Wearing casual clothes and chain-smoking as they relax in Georgetown Park, a boutique mall on M Street, the Nakib brothers could pass for well-fed international businessmen. Chatting in heavily accented English, they are the educated children of privilege, who count two physicians and an architect among their five siblings.
The children followed their father on military and diplomatic postings from Egypt to Jordan, from Spain to Sweden.
Neither brother has military experience. Thair Nakib wonders how many friends died in the war with Iran in the 1980s.
"Saddam took all my generation to the Iran-Iraq war," he said.
Though they have been working with anti-Hussein groups since the end of the Persian Gulf war, Thair and his brother now do much of the legwork for their 73-year-old father, who is chairman of the Iraqi National Movement and expects to visit Washington next month to meet with administration officials.
The elder Nakib defected after Hussein had begun systematically executing senior military officers, many of them his friends. Thair Nakib's uncle was seized by Hussein and remains in prison, and other relatives are under watch, barred from leaving the country.
The national movement could help attract more dissident Iraqi officers, many of them fellow Sunni Muslims, to the opposition cause, said Carole A. O'Leary, a professor in the School of International Service at American University. Such officers could take part in a U.S.-led invasion or help create a post-Hussein government.
"We are coming to liberate them," Falah said. "Then we will see large concentrations of [the Iraqi army] flee. That's for sure."
The stepped-up pace of meetings at the State Department, as well as at the Pentagon, signals a more determined drive by the United States.

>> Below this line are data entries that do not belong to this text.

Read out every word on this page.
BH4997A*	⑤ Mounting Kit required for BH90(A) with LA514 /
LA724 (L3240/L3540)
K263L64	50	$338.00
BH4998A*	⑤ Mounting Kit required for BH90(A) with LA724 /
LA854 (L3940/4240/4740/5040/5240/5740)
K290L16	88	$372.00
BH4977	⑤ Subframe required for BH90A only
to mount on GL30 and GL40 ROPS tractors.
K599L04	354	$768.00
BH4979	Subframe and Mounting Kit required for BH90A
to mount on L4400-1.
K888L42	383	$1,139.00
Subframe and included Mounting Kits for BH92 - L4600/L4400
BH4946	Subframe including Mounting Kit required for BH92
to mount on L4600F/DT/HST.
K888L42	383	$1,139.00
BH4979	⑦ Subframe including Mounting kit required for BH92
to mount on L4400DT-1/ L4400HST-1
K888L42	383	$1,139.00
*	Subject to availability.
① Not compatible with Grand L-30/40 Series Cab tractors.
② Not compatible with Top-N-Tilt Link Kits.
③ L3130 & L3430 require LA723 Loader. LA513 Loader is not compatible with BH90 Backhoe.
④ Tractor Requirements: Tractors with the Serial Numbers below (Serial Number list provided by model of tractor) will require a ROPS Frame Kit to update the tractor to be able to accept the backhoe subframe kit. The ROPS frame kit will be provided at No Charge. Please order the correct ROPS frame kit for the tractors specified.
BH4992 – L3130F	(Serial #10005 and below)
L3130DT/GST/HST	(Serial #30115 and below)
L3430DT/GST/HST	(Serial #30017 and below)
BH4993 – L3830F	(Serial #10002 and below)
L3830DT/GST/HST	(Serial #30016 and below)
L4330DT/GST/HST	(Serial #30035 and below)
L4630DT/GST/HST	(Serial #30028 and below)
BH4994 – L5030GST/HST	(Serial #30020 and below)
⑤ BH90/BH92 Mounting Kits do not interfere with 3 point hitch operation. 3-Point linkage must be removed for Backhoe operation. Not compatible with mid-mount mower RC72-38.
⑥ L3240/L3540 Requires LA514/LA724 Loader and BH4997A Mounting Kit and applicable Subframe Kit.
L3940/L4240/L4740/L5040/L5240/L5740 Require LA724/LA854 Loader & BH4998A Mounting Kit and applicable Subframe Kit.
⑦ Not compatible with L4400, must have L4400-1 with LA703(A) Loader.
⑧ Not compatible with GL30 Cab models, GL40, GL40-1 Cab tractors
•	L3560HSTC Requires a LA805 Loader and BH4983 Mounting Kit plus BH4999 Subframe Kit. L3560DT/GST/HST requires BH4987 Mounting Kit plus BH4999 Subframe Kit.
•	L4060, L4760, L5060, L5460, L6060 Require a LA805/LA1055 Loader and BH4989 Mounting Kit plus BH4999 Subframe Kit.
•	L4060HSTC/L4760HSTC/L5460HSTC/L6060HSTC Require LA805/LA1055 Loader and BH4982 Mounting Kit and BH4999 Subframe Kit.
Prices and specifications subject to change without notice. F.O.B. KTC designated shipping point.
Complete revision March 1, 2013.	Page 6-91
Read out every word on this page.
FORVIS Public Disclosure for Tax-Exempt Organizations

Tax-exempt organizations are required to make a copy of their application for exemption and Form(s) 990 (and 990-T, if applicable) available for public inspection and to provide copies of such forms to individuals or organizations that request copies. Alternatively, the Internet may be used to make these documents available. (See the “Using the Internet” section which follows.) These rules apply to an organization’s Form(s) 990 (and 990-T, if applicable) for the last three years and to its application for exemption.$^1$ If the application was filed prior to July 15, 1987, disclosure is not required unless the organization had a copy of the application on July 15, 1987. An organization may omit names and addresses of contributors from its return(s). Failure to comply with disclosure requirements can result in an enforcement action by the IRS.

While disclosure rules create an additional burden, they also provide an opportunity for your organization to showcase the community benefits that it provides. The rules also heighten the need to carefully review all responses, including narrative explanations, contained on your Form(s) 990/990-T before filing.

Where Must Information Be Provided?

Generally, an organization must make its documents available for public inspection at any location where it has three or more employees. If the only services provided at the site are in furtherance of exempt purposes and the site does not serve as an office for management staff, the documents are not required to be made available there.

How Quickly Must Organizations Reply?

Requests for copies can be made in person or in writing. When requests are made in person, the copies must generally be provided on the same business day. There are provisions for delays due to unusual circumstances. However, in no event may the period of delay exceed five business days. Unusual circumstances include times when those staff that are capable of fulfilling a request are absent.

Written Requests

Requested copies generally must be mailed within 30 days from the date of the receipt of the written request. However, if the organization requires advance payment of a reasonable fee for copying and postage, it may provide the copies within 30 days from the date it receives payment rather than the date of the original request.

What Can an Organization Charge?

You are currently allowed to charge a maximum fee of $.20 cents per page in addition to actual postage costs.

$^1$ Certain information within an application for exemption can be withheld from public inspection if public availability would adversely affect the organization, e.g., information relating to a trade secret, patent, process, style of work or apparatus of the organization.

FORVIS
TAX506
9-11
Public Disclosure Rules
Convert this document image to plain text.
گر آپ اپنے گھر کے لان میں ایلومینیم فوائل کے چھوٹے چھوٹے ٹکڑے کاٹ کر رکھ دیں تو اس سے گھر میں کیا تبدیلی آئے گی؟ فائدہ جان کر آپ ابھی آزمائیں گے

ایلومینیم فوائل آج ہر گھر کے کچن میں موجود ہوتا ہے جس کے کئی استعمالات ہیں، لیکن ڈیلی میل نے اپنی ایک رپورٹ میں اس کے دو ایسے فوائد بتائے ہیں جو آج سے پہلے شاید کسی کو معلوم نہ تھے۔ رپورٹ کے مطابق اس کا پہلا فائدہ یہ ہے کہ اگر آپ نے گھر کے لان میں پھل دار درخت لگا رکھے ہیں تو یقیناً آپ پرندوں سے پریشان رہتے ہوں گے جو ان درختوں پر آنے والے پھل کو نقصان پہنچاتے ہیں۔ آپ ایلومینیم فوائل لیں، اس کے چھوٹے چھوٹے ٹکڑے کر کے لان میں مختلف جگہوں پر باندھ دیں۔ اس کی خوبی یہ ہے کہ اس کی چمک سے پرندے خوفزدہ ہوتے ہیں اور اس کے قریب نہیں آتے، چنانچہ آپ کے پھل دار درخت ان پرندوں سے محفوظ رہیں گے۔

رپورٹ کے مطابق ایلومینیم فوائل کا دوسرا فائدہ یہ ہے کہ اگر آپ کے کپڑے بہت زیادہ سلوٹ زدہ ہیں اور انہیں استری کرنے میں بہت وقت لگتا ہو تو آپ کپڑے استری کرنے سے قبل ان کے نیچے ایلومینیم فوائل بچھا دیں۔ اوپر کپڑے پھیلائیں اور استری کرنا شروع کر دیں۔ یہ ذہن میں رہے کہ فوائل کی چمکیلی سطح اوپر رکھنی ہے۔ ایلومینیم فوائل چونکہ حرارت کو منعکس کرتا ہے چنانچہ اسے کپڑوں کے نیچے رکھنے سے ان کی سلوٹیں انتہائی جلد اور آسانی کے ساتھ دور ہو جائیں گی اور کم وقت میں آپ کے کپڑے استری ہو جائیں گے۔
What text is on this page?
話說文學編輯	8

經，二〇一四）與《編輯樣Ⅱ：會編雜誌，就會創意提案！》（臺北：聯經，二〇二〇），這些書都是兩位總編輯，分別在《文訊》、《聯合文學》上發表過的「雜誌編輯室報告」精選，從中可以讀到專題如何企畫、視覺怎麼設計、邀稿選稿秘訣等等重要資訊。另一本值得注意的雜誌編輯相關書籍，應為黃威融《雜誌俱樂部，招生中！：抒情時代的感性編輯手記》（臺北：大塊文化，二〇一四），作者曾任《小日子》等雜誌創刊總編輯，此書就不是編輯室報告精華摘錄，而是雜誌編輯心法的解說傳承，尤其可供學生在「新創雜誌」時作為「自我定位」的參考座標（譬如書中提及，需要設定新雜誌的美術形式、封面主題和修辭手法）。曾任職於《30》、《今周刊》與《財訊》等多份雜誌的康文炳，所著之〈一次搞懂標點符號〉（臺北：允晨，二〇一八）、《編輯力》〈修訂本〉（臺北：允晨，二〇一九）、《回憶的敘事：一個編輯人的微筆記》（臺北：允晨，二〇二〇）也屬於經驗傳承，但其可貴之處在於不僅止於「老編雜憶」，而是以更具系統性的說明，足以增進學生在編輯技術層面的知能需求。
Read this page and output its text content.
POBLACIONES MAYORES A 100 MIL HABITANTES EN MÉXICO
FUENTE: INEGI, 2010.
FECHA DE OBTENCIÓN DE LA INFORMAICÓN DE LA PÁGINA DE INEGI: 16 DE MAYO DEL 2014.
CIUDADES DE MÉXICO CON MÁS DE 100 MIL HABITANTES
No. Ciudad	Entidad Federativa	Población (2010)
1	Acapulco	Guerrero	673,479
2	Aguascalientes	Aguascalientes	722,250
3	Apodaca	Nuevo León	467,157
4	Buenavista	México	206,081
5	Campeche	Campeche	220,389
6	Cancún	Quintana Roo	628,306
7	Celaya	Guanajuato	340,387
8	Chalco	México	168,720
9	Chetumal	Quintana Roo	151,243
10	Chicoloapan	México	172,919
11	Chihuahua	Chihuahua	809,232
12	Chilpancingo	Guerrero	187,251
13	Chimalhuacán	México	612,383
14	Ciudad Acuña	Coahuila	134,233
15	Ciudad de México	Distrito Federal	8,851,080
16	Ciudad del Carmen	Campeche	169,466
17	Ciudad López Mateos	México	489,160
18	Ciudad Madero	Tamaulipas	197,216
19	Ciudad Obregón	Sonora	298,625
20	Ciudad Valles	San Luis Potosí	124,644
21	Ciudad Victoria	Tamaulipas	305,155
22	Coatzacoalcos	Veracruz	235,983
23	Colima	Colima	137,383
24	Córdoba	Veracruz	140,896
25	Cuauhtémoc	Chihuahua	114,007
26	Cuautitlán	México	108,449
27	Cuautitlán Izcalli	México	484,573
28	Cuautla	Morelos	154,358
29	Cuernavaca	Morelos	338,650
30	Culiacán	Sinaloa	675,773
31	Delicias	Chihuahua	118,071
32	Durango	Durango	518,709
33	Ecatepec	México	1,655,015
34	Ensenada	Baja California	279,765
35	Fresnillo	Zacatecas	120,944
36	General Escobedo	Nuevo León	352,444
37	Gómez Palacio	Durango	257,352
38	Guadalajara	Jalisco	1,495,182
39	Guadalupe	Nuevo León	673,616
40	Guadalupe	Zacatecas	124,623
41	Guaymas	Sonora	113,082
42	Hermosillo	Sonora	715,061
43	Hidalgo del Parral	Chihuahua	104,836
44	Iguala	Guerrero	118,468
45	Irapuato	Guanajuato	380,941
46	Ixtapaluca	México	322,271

"There is obviously a sense of more seriousness by the administration," said Francis Brooke, an adviser to the Iraqi National Congress, who has seen interest ebb and flow in the past decade. "There has been a unified message this time around: `All you guys need to work together.'"
David Mack, a State Department official in the first Bush administration, said, "There has been an upsurge in activity between the Iraqi opposition and U.S. officials, at a higher level."